Foreign minister Kuleba pointed that, "Russian Federation has continued to send new troops to the border with Ukraine" and as of "30 December 2021, 52 battalion tactical groups have been deployed in close proximity to Ukrainian territory.".

The minister added that the total number of forces along the "border, and in the occupied Donbas and Crimea reached 126,000 troops, which includes 105,000 troops being present on the ground and 21,000 as naval and air components."

The seeds of the current crisis goes back to the 2014 Russian- Ukraine conflict that led to the Russian annexation of Crimea.

The peninsula internationally is still considered as part of Ukraine and around eight countries only - Afghanistan, Cuba, North Korea, Kyrgyzstan, Nicaragua, Sudan, Syria, and Zimbabwe have recognised the result of the 2014 referendum that led to the region coming under Russian administration.

The response sent by Ukraine foreign ministry said Russia has "developed capabilities to deploy more units in a short period of time, from one to two weeks" even as last year saw the country conducting "2,500 military drills near the border with Ukraine, strengthening the readiness of its forces to be involved in new military operations on Ukrainian soil" which include "use of troops, artillery, anti-tank weapons, reconnaissance and engineering units".

Ties between the two countries which share ethnic ties deteriorated after the 2014 "Revolution of dignity" in Ukraine that toppled pro- Moscow President Viktor Yanukovych.
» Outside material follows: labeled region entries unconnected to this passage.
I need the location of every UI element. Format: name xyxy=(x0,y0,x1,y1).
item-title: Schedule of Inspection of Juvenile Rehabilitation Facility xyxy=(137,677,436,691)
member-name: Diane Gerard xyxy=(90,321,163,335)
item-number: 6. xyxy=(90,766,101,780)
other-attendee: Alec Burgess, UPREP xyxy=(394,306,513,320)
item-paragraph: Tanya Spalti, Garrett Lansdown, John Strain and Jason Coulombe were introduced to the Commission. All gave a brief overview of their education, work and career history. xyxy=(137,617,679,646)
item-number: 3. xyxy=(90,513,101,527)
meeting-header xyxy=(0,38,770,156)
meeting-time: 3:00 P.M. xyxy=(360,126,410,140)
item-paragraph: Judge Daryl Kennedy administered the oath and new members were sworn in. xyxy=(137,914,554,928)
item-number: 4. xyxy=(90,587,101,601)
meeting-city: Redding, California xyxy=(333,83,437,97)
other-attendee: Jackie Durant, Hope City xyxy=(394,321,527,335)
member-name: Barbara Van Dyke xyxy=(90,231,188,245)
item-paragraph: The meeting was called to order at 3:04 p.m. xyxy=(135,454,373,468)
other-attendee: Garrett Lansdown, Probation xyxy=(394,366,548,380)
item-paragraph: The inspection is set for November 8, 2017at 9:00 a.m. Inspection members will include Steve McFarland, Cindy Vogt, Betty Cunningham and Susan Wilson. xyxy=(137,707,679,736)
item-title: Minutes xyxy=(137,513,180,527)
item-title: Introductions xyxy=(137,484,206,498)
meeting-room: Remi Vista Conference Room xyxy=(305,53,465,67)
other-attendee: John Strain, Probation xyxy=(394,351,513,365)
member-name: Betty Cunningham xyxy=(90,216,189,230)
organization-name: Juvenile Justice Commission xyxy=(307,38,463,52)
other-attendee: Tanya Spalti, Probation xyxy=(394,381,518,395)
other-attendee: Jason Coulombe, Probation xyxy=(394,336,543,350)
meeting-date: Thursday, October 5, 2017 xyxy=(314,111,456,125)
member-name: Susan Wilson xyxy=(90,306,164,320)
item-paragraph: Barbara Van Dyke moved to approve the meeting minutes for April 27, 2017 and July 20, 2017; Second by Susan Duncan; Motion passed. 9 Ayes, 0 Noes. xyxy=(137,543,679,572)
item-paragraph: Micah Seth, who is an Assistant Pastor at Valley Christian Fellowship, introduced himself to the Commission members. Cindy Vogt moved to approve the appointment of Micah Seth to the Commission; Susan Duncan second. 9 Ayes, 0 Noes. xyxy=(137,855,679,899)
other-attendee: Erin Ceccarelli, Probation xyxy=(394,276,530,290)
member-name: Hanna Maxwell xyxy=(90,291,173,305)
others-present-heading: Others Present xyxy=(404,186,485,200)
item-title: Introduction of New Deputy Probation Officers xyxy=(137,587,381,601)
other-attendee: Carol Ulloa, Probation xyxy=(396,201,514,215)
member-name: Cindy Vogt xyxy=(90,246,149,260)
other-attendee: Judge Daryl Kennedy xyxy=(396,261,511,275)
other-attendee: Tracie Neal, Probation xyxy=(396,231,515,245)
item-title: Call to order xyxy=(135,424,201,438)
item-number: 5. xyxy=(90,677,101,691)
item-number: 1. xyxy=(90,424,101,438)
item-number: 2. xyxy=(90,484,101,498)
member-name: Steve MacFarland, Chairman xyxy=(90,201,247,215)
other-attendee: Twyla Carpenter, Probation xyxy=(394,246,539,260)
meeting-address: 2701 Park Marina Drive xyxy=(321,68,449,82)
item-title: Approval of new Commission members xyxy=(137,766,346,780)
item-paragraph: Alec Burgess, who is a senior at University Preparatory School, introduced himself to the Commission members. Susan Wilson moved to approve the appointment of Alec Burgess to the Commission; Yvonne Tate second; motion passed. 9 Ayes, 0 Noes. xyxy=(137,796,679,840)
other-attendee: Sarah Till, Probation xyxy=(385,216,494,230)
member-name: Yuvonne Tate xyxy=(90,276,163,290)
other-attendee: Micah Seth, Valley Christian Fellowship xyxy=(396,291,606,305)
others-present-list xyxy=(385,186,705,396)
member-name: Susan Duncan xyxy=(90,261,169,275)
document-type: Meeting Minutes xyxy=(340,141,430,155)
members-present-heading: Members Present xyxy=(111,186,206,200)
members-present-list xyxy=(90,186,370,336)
Post-revolution, the country increased its engagement with the West which has perturbed Russia.

The foreign minister, giving data said, "from January 1 to December 30, 2021, Russian forces launched 2,457 attacks against Ukrainian positions, leaving 66 Ukrainian soldiers dead and 273 wounded", while adding, "30 servicemen of the Ukrainian armed forces were killed by snipers and 14 were wounded."

He said, "Russia is also trying to undermine the energy security of Ukraine, including through decreasing gas transit, blocking the export of coal and forcing Belarus to ban electricity supplies. "

Even as the situation remains precarious, security talks will take place between Russia and the US on January 10 in Geneva and Russia and NATO will meet on January 12 in Brussels.

Ukraine's foriegn minister Dmytro Kuleba listed key things that are required from Russia which includes "immediately withdraw its forces from the border with Ukraine and from the occupied territories", "de-occupy parts of the Luhansk and Donetsk regions, as well as the Crimean peninsula", "withdraw forces and mercenaries from the occupied parts of Georgia and Moldova" and "recognise the right of any nation to decide its future, including joining international blocs and alliances."